While most of us are shrinking our art to fit an instagram tile
Last week Banksy planted a statue of a businessman on a plinth in Pall Mall. Blindfolded by the flag he’s holding. By tomorrow it may be gone.
Everyone is debating the target. The audacity. The politics. The security. Who he’s skewering and why.
As an artist who loves to work with artists my mind went somewhere else entirely.
Imagine being so confident in your message that you build the thing, erect it in one of the most visible places in the country, and completely trust that it matters enough for people to stop and look.

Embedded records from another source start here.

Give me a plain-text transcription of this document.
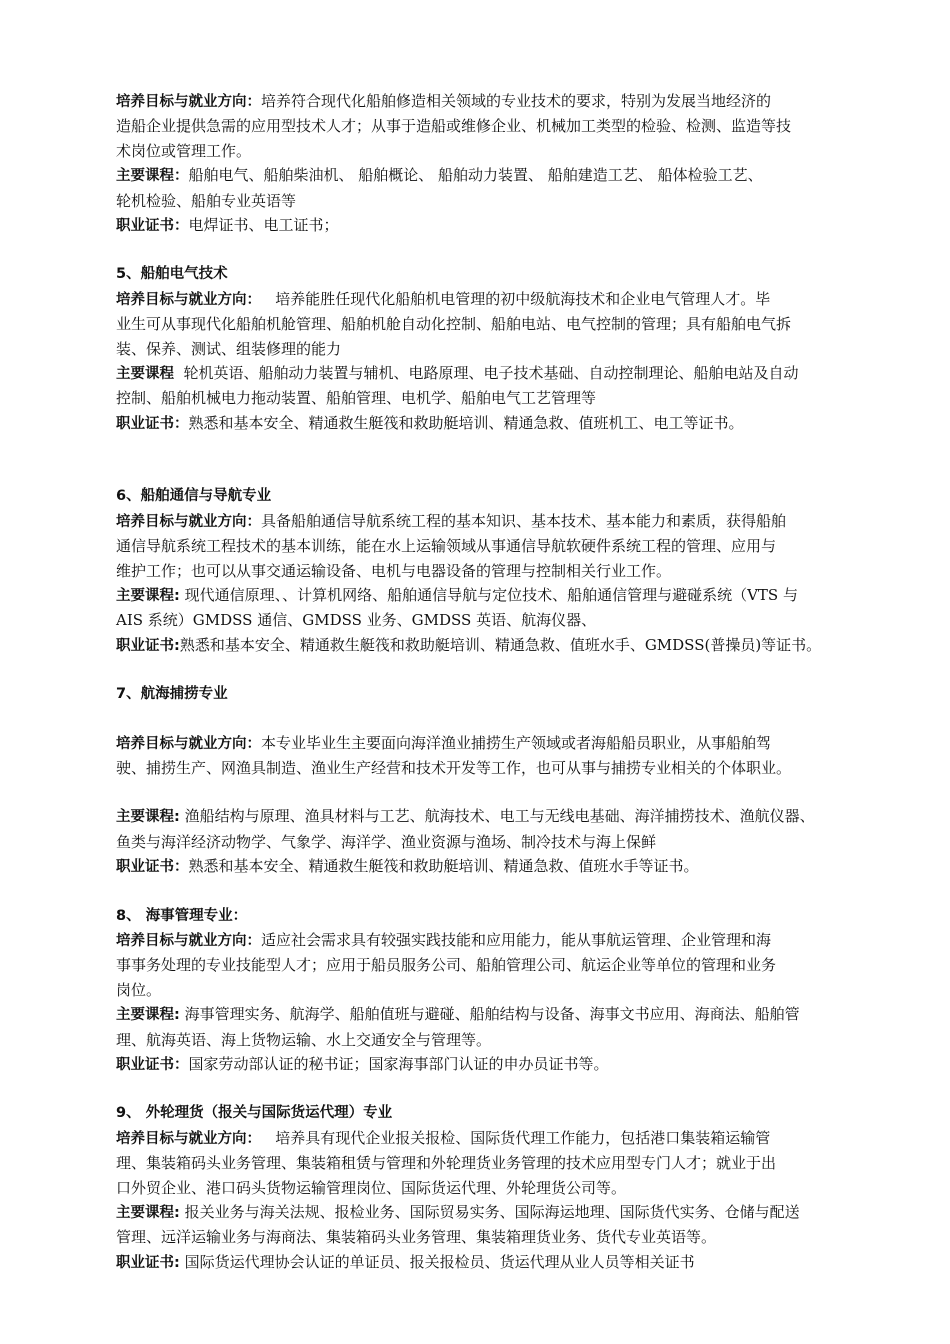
培养目标与就业方向：培养符合现代化船舶修造相关领域的专业技术的要求，特别为发展当地经济的
造船企业提供急需的应用型技术人才；从事于造船或维修企业、机械加工类型的检验、检测、监造等技
术岗位或管理工作。
主要课程：船舶电气、船舶柴油机、 船舶概论、 船舶动力装置、 船舶建造工艺、 船体检验工艺、
轮机检验、船舶专业英语等
职业证书：电焊证书、电工证书；
5、船舶电气技术
培养目标与就业方向：   培养能胜任现代化船舶机电管理的初中级航海技术和企业电气管理人才。毕
业生可从事现代化船舶机舱管理、船舶机舱自动化控制、船舶电站、电气控制的管理；具有船舶电气拆
装、保养、测试、组装修理的能力
主要课程  轮机英语、船舶动力装置与辅机、电路原理、电子技术基础、自动控制理论、船舶电站及自动
控制、船舶机械电力拖动装置、船舶管理、电机学、船舶电气工艺管理等
职业证书：熟悉和基本安全、精通救生艇筏和救助艇培训、精通急救、值班机工、电工等证书。
6、船舶通信与导航专业
培养目标与就业方向：具备船舶通信导航系统工程的基本知识、基本技术、基本能力和素质，获得船舶
通信导航系统工程技术的基本训练，能在水上运输领域从事通信导航软硬件系统工程的管理、应用与
维护工作；也可以从事交通运输设备、电机与电器设备的管理与控制相关行业工作。
主要课程: 现代通信原理、、计算机网络、船舶通信导航与定位技术、船舶通信管理与避碰系统（VTS 与
AIS 系统）GMDSS 通信、GMDSS 业务、GMDSS 英语、航海仪器、
职业证书:熟悉和基本安全、精通救生艇筏和救助艇培训、精通急救、值班水手、GMDSS(普操员)等证书。
7、航海捕捞专业
培养目标与就业方向：本专业毕业生主要面向海洋渔业捕捞生产领域或者海船船员职业，从事船舶驾
驶、捕捞生产、网渔具制造、渔业生产经营和技术开发等工作，也可从事与捕捞专业相关的个体职业。
主要课程: 渔船结构与原理、渔具材料与工艺、航海技术、电工与无线电基础、海洋捕捞技术、渔航仪器、
鱼类与海洋经济动物学、气象学、海洋学、渔业资源与渔场、制冷技术与海上保鲜
职业证书：熟悉和基本安全、精通救生艇筏和救助艇培训、精通急救、值班水手等证书。
8、 海事管理专业：
培养目标与就业方向：适应社会需求具有较强实践技能和应用能力，能从事航运管理、企业管理和海
事事务处理的专业技能型人才；应用于船员服务公司、船舶管理公司、航运企业等单位的管理和业务
岗位。
主要课程: 海事管理实务、航海学、船舶值班与避碰、船舶结构与设备、海事文书应用、海商法、船舶管
理、航海英语、海上货物运输、水上交通安全与管理等。
职业证书：国家劳动部认证的秘书证；国家海事部门认证的申办员证书等。
9、 外轮理货（报关与国际货运代理）专业
培养目标与就业方向：   培养具有现代企业报关报检、国际货代理工作能力，包括港口集装箱运输管
理、集装箱码头业务管理、集装箱租赁与管理和外轮理货业务管理的技术应用型专门人才；就业于出
口外贸企业、港口码头货物运输管理岗位、国际货运代理、外轮理货公司等。
主要课程: 报关业务与海关法规、报检业务、国际贸易实务、国际海运地理、国际货代实务、仓储与配送
管理、远洋运输业务与海商法、集装箱码头业务管理、集装箱理货业务、货代专业英语等。
职业证书: 国际货运代理协会认证的单证员、报关报检员、货运代理从业人员等相关证书
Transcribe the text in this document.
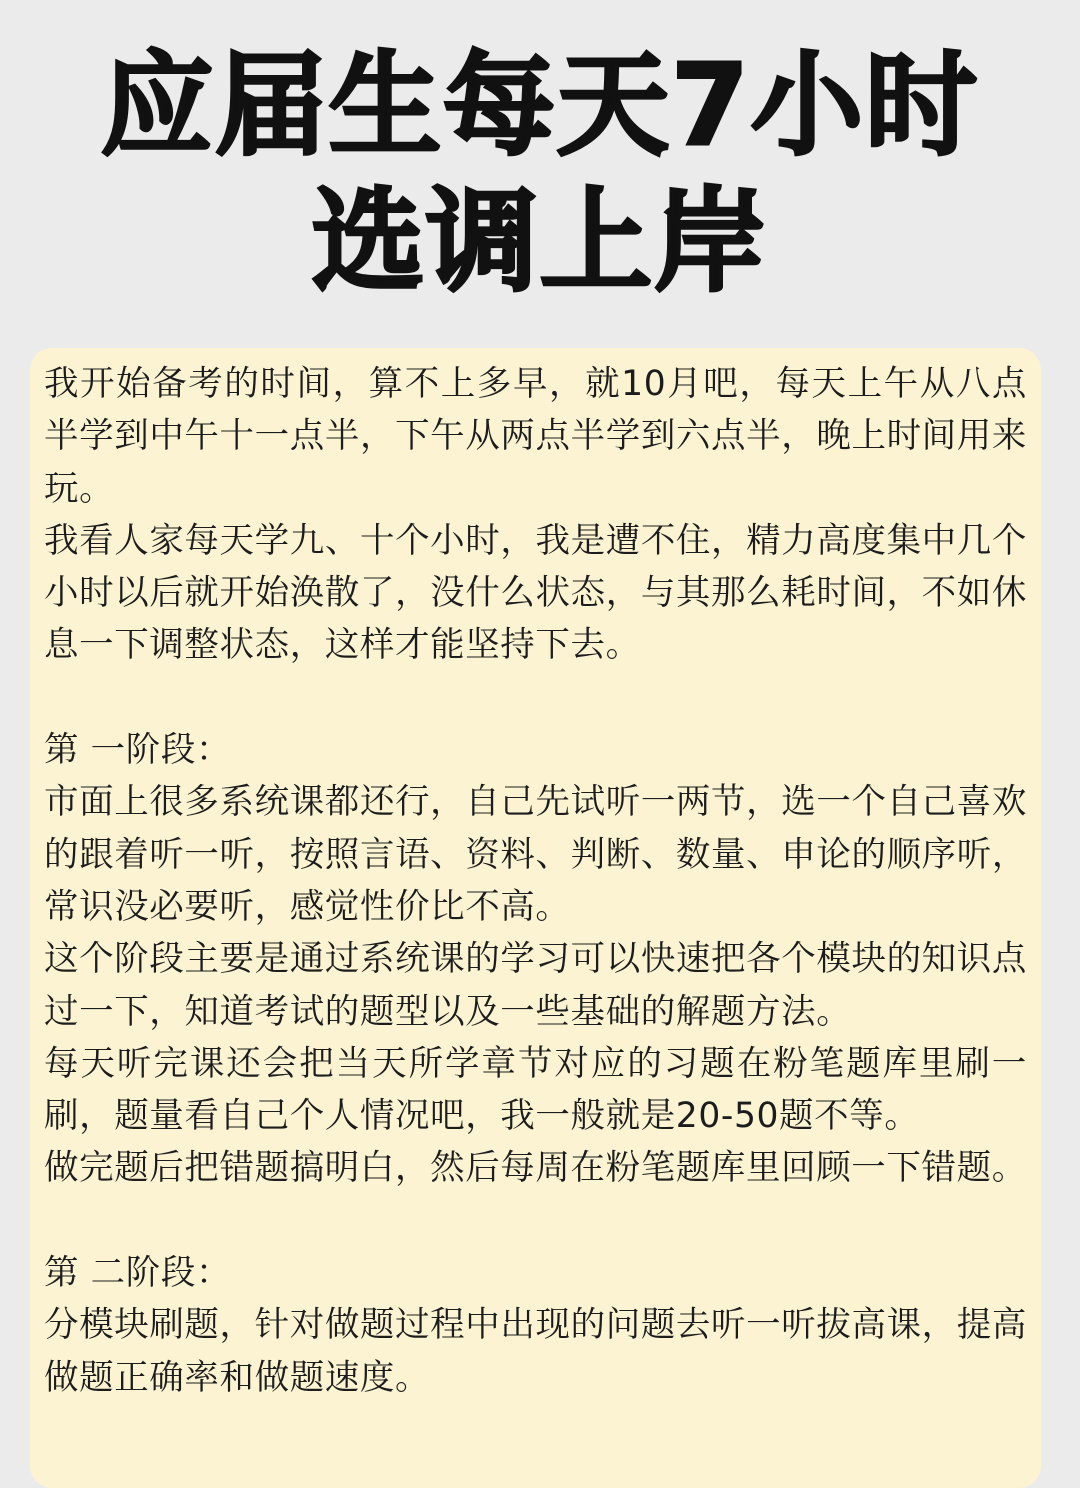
应届生每天7小时
选调上岸

我开始备考的时间，算不上多早，就10月吧，每天上午从八点半学到中午十一点半，下午从两点半学到六点半，晚上时间用来玩。

我看人家每天学九、十个小时，我是遭不住，精力高度集中几个小时以后就开始涣散了，没什么状态，与其那么耗时间，不如休息一下调整状态，这样才能坚持下去。

第 一阶段：

市面上很多系统课都还行，自己先试听一两节，选一个自己喜欢的跟着听一听，按照言语、资料、判断、数量、申论的顺序听，常识没必要听，感觉性价比不高。

这个阶段主要是通过系统课的学习可以快速把各个模块的知识点过一下，知道考试的题型以及一些基础的解题方法。

每天听完课还会把当天所学章节对应的习题在粉笔题库里刷一刷，题量看自己个人情况吧，我一般就是20-50题不等。

做完题后把错题搞明白，然后每周在粉笔题库里回顾一下错题。

第 二阶段：

分模块刷题，针对做题过程中出现的问题去听一听拔高课，提高做题正确率和做题速度。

So many of us are doing the opposite. Making the work smaller. Fitting it into the Instagram tile. Shrinking the vision to match the budget, the time, the energy left over after everyone else has been fed. Waiting until we’re more ready, more established, more certain it won’t be ignored or misunderstood.
Banksy built a statue.
Today I met someone. I won’t say more than that. But in the conversation, a familiar story surfaced - the one where the creative life gets quietly set aside because someone, somewhere, said it wasn’t viable. So the dry thing got done instead. Competently. Invisibly. For years.
And then one day, the door opened. And she walked through it.
These two things:
the statue going up in Pall Mall
that quietly told story
They. are the same story. The audacious version and the quiet version. Both saying: the work is worth making. Even if someone removes it tomorrow. Even if it took until now.
The second thing that struck me about Banksy, he’s anonymous (or well is he anymore?). So it becomes entirely about the work. Not about whether he’s young or old, cool or passé, what he looks like, where he’s from. The work stands alone and asks to be met on its own terms.
I am doing the opposite. I am putting myself completely in the frame. The nausea that rises with me in the morning. The squeaky daybed. The five suitcases. The camera that never went in a box. My name on the cover.
But I think we’re making the same argument from opposite ends.
He removes himself so the message can be seen clearly.
I put myself in so the message can be felt completely.
Both are acts of confidence. Both say: this matters. Look.
I am fifty years old in two months. I have been making my work smaller to fit into the life for long enough. I am building the thing. I am putting it where people will see it.
An Illustrated Life is coming. Prepare the plinth.